Microsoft ramps up antipiracy efforts with 52 lawsuits

Redmond files a flotilla of lawsuits worldwide against alleged software pirates, seeking to stem the tide on a $40 billion industry.

Microsoft has filed 52 lawsuits against alleged software pirates.

The software giant, which has led an active campaign against counterfeit copies of its software over the years, announced Tuesday that it filed cases against resellers in countries that ranged from China to the Netherlands to the United Kingdom and United States.

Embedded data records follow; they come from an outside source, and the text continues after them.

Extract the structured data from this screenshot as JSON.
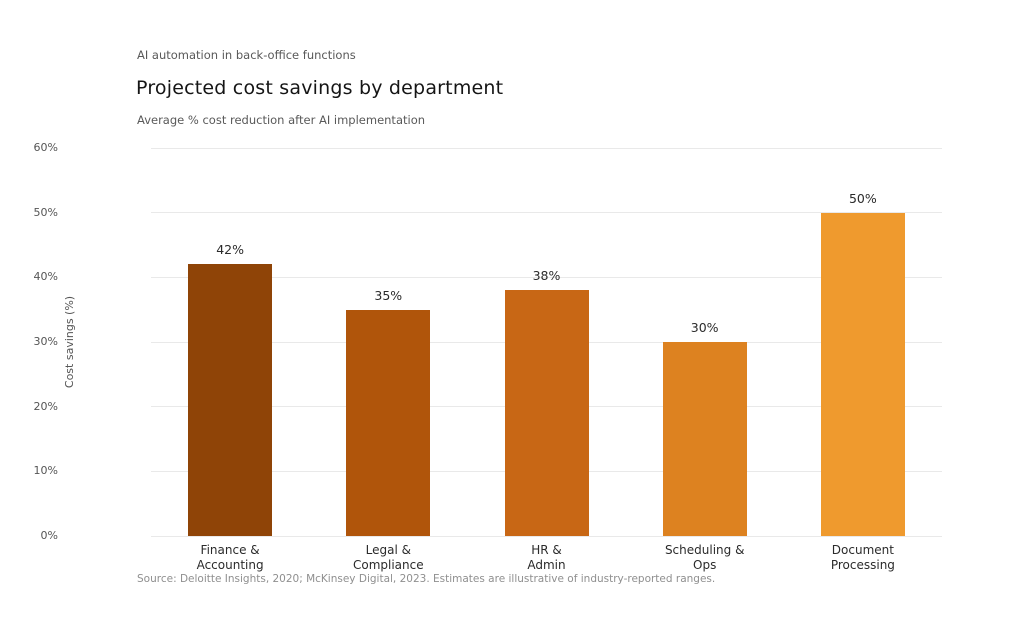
{
  "header": {
    "eyebrow": "AI automation in back-office functions",
    "title": "Projected cost savings by department",
    "subtitle": "Average % cost reduction after AI implementation"
  },
  "chart_data": {
    "type": "bar",
    "title": "Projected cost savings by department",
    "xlabel": "",
    "ylabel": "Cost savings (%)",
    "categories": [
      "Finance & Accounting",
      "Legal & Compliance",
      "HR & Admin",
      "Scheduling & Ops",
      "Document Processing"
    ],
    "category_lines": [
      [
        "Finance &",
        "Accounting"
      ],
      [
        "Legal &",
        "Compliance"
      ],
      [
        "HR &",
        "Admin"
      ],
      [
        "Scheduling &",
        "Ops"
      ],
      [
        "Document",
        "Processing"
      ]
    ],
    "values": [
      42,
      35,
      38,
      30,
      50
    ],
    "value_labels": [
      "42%",
      "35%",
      "38%",
      "30%",
      "50%"
    ],
    "bar_colors": [
      "#8f4407",
      "#b0550b",
      "#c86715",
      "#dd8220",
      "#ef9a2e"
    ],
    "ylim": [
      0,
      60
    ],
    "ytick_values": [
      0,
      10,
      20,
      30,
      40,
      50,
      60
    ],
    "ytick_labels": [
      "0%",
      "10%",
      "20%",
      "30%",
      "40%",
      "50%",
      "60%"
    ],
    "grid": true,
    "legend": false
  },
  "footer": {
    "source": "Source: Deloitte Insights, 2020; McKinsey Digital, 2023. Estimates are illustrative of industry-reported ranges."
  }
}
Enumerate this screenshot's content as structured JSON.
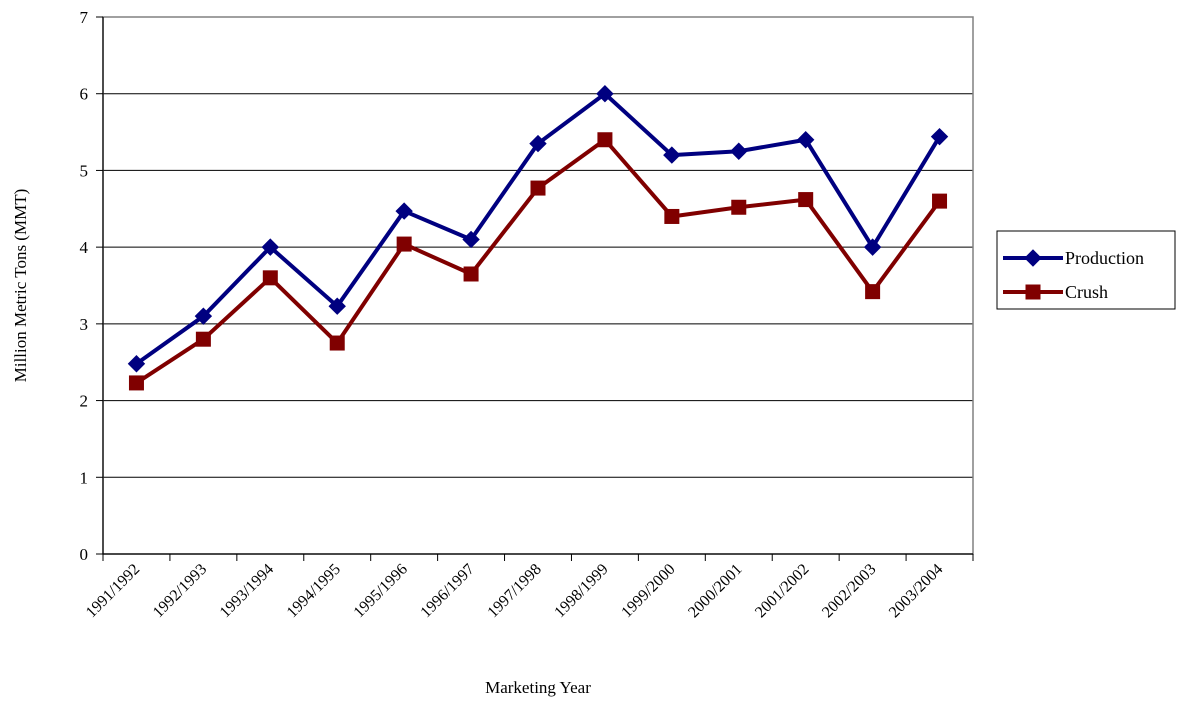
{
  "chart_data": {
    "type": "line",
    "title": "",
    "xlabel": "Marketing Year",
    "ylabel": "Million Metric Tons (MMT)",
    "ylim": [
      0,
      7
    ],
    "yticks": [
      "0",
      "1",
      "2",
      "3",
      "4",
      "5",
      "6",
      "7"
    ],
    "grid": "horizontal",
    "legend_position": "right",
    "categories": [
      "1991/1992",
      "1992/1993",
      "1993/1994",
      "1994/1995",
      "1995/1996",
      "1996/1997",
      "1997/1998",
      "1998/1999",
      "1999/2000",
      "2000/2001",
      "2001/2002",
      "2002/2003",
      "2003/2004"
    ],
    "series": [
      {
        "name": "Production",
        "color": "#000080",
        "marker": "diamond",
        "values": [
          2.48,
          3.1,
          4.0,
          3.23,
          4.47,
          4.1,
          5.35,
          6.0,
          5.2,
          5.25,
          5.4,
          4.0,
          5.44
        ]
      },
      {
        "name": "Crush",
        "color": "#800000",
        "marker": "square",
        "values": [
          2.23,
          2.8,
          3.6,
          2.75,
          4.04,
          3.65,
          4.77,
          5.4,
          4.4,
          4.52,
          4.62,
          3.42,
          4.6
        ]
      }
    ]
  }
}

Microsoft noted that in 15 of the 52 cases, the software involved could allegedly be traced to a massive commercial counterfeit syndicate that Chinese authorities and the FBI broke up this summer. Most of the alleged illicit sales were conducted through e-commerce sites.

Counterfeit copies of their digital goods cost members of the worldwide software industry an estimated $40 billion annually, according to Microsoft. The tech titan also cited a study conducted by the Business Software Alliance and market researcher IDC that put the global PC software piracy rate at 35 percent last year.

Redmond also unveiled a "Microsoft Buying Guide" on eBay as a tool for educating consumers about counterfeit applications. In addition, it maintains an information site with tips on how to detect pirated software.

Through users' tips, Microsoft said, it also gleaned enough information to refer 22 criminal cases to various law enforcement agencies around the world.